08/11/2010

O que nós pisamos

Mollugo verticillata L.


Os paralelepípedos da rua são um habitat florístico muito mais interessante do que os tapetes de asfalto, embora, pela trepidação que provocam, agradem menos aos condutores. Era bom, aliás, que eles evitassem tais ruas e nos deixassem esquadrinhar as pedras sossegadamente. E não sou o único a queixar-me da presença indesejável dos automóveis. O Xico, um gato preto de pontas brancas, é obrigado a ir para o meio da rua abocanhar os pedaços de comida que uma vizinha bem intencionada, mas de fraco arremesso, lhe atira da janela. Engole um pedaço de frango e lá tem que se recolher ao passeio para deixar passar um carro. Mais uma tentativa, mais um carro que se aproxima. Já um gato não pode comer em paz, nem eu posso botanizar sem sobressaltos.

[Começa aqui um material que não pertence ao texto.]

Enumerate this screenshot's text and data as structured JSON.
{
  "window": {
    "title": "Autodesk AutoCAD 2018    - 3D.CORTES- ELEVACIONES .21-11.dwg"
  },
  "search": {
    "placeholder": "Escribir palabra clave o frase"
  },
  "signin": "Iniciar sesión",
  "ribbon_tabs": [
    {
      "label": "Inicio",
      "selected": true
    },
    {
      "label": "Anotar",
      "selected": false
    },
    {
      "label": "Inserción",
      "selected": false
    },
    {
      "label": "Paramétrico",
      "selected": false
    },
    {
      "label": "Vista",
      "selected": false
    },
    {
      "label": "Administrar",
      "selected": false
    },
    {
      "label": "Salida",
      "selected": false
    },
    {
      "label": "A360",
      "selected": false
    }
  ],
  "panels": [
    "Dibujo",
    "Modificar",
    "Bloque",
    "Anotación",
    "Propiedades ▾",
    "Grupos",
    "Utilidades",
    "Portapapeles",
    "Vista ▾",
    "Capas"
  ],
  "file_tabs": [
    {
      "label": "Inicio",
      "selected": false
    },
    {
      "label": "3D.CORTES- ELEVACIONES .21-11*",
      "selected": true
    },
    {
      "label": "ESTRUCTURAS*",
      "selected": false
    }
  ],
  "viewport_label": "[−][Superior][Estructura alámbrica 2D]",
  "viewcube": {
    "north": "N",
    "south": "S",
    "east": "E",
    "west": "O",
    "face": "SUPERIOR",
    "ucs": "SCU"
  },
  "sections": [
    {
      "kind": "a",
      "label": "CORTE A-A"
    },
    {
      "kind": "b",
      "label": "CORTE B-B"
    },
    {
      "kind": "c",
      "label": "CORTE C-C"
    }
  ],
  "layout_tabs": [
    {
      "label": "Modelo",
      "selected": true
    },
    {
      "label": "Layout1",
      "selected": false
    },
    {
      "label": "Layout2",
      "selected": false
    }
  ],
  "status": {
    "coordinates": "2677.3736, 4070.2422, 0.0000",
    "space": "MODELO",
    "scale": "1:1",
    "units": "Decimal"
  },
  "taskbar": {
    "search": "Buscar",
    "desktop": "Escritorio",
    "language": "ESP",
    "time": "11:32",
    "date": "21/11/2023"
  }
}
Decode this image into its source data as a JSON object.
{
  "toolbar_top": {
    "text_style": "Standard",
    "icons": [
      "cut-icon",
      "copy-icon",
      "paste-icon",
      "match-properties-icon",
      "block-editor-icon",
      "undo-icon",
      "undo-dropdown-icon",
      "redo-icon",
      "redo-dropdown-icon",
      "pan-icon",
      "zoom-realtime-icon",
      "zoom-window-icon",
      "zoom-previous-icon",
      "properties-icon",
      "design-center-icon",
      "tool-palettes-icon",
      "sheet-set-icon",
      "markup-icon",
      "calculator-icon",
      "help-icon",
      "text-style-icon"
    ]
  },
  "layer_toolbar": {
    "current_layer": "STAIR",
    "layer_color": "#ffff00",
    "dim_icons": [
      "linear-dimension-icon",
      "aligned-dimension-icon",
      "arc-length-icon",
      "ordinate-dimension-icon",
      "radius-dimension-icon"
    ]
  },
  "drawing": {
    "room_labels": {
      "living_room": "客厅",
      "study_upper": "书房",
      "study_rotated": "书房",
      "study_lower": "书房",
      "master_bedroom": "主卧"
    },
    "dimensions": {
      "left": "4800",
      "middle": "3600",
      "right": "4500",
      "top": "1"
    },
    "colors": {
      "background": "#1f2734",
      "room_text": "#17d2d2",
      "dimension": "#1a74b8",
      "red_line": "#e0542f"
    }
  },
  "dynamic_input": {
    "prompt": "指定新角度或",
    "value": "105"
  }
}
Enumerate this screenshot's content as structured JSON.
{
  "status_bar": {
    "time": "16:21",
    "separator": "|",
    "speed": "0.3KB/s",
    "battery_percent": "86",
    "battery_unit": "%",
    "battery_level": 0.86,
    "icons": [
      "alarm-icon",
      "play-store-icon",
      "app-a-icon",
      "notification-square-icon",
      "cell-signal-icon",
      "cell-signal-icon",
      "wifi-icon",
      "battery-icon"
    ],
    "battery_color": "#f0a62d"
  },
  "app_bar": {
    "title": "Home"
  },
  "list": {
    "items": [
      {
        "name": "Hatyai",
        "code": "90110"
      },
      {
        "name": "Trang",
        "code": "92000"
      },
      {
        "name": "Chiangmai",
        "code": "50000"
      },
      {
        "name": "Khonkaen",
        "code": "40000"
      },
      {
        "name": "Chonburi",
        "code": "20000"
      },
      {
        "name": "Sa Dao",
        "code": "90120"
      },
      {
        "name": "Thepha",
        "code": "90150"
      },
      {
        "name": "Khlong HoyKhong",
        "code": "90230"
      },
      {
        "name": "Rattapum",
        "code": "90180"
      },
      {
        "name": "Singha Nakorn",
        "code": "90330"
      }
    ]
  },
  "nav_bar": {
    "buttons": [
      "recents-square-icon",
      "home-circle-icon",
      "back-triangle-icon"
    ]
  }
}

Por sorte, há vias com paralelepípedos onde os carros não circulam, e uma delas, nos jardins do Palácio de Cristal, até me fica perto de casa. Além do mais, as plantas que lá ocorrem são uma amostra representativa das que frequentam vias mais perigosas: beldroegas (Portulaca oleracea), maleiteiras (Chamaesyce maculata) e esta Mollugo verticillata, planta de origem sul-americana a que os brasileiros chamam cabelo-de-guia ou capim-tapete. Sendo capaz de sobreviver nos interstícios das pedras e de resistir ao frequente pisoteio, a M. verticillata não pode ser muito vistosa nem ter porte avantajado; e, de facto, é uma planta rasteira, muito ramificada, com caules finos de uns 20 cm de comprimento, folhas de 1 a 3 cm agrupadas em saiotes (ou verticilos), e flores branco-esverdeados com 5 mm de diâmetro. Tem um ciclo de vida anual muito breve; mas, como é prolífera, as gerações vão-se sucedendo umas às outras na estação favorável, que aqui na Europa se estende de Junho a Outubro.

Além desta exótica, que aliás não é assim tão comum em Portugal (a Flora Ibérica indica que ela apenas está naturalizada no Douro Litoral e no Minho), a família Molluginaceae inclui duas espécies espontâneas da flora portuguesa, também elas pequenas herbáceas anuais: Mollugo cerviana e Glinus lotoides. A primeira, que frequenta margens de rios e terrenos arenosos ou pedregosos, está presente nas bacias do Douro e do Tejo, e distingue-se da M. verticillata pela folhagem estreita, quase linear. A Glinus lotoides, por seu turno, tem folhas arredondadas e uma aparência lanuda que contrasta com o carácter glabro das duas Mollugo; aparece em areias junto a cursos de água, e em Portugal está restrita à metade sul.